Kino Lorber has given us some terrific classic transfers of late, but sadly 'A Kiss Before Dying' can't be added to the list. Only a full-scale restoration could solve all of the issues afflicting this very disappointing transfer that calls far too much (negative) attention to itself and consistently takes us out of the movie.
Unfortunately, the audio is on a par with the video. The film boasts a Lionel Newman score that's arranged by industry giants Billy May and Nelson Riddle, but the DTS-HD Master Audio 2.0 mono track never does the music justice. Right from the start, the sound exudes a hollow flatness that doesn't improve even with volume adjustments, and weak fidelity prevents the audio from filling the room. Quite noticeable surface noise afflicts a few portions of the track, as does some prominent hiss, and dialogue can be a bit muddled and difficult to understand. A wide dynamic scale handles all the highs and lows with ease, but the tones lack vitality and depth. Though several prime audio opportunities lace the film's soundtrack, most fall short of expectations, and for a thriller, that's a real shame.
The only supplement is the film's original theatrical trailer, which runs a scant two minutes and ominously promises "Robert Wagner will startle you, shock you in this terrifying role!"

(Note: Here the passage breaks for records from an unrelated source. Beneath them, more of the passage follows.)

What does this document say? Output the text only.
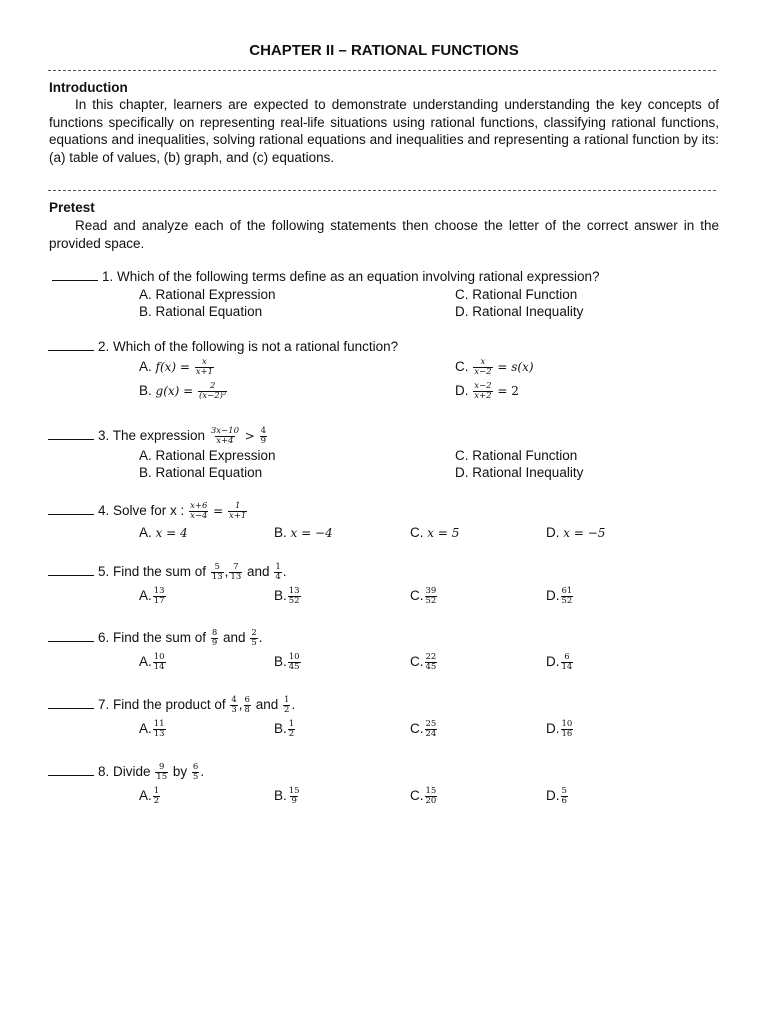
CHAPTER II – RATIONAL FUNCTIONS
Introduction
In this chapter, learners are expected to demonstrate understanding understanding the key concepts of functions specifically on representing real-life situations using rational functions, classifying rational functions, equations and inequalities, solving rational equations and inequalities and representing a rational function by its: (a) table of values, (b) graph, and (c) equations.
Pretest
Read and analyze each of the following statements then choose the letter of the correct answer in the provided space.
1. Which of the following terms define as an equation involving rational expression?
A. Rational Expression	C. Rational Function
B. Rational Equation	D. Rational Inequality
2. Which of the following is not a rational function?
A. $f(x) = \frac{x}{x+1}$	C. $\frac{x}{x-2} = s(x)$
B. $g(x) = \frac{2}{\text{(x−2)²}}$	D. $\frac{x-2}{x+2} = 2$
3. The expression $\frac{3x-10}{x+4} > \frac{4}{9}$
A. Rational Expression	C. Rational Function
B. Rational Equation	D. Rational Inequality
4. Solve for x : $\frac{x+6}{x-4} = \frac{1}{x+1}$
A. x = 4	B. x = −4	C. x = 5	D. x = −5
5. Find the sum of $\frac{5}{13}$ , $\frac{7}{13}$ and $\frac{1}{4}$ .
A. $\frac{13}{17}$	B. $\frac{13}{52}$	C. $\frac{39}{52}$	D. $\frac{61}{52}$
6. Find the sum of $\frac{8}{9}$ and $\frac{2}{5}$ .
A. $\frac{10}{14}$	B. $\frac{10}{45}$	C. $\frac{22}{45}$	D. $\frac{6}{14}$
7. Find the product of $\frac{4}{3}$ , $\frac{6}{8}$ and $\frac{1}{2}$ .
A. $\frac{11}{13}$	B. $\frac{1}{2}$	C. $\frac{25}{24}$	D. $\frac{10}{16}$
8. Divide $\frac{9}{15}$ by $\frac{6}{5}$ .
A. $\frac{1}{2}$	B. $\frac{15}{9}$	C. $\frac{15}{20}$	D. $\frac{5}{6}$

As slick as Robert Wagner's good looks, 'A Kiss Before Dying' is a well-oiled thriller that's plausible enough to be ripped from today's headlines. A few surprises, taut direction, and some winning performances distinguish this dark tale of a devious social climber who won't let anything - or anyone - keep him from achieving the wealth and stature he so dementedly craves. Unfortunately, Kino Lorber's Blu-ray presentation doesn't match the film's quality, as subpar video and audio transfers and a dearth of supplements diminish the appeal of this release. Gerd Oswald's film remains a notable noir thriller that's definitely worth a look, but the disc quality should make even diehard fans think twice about a purchase.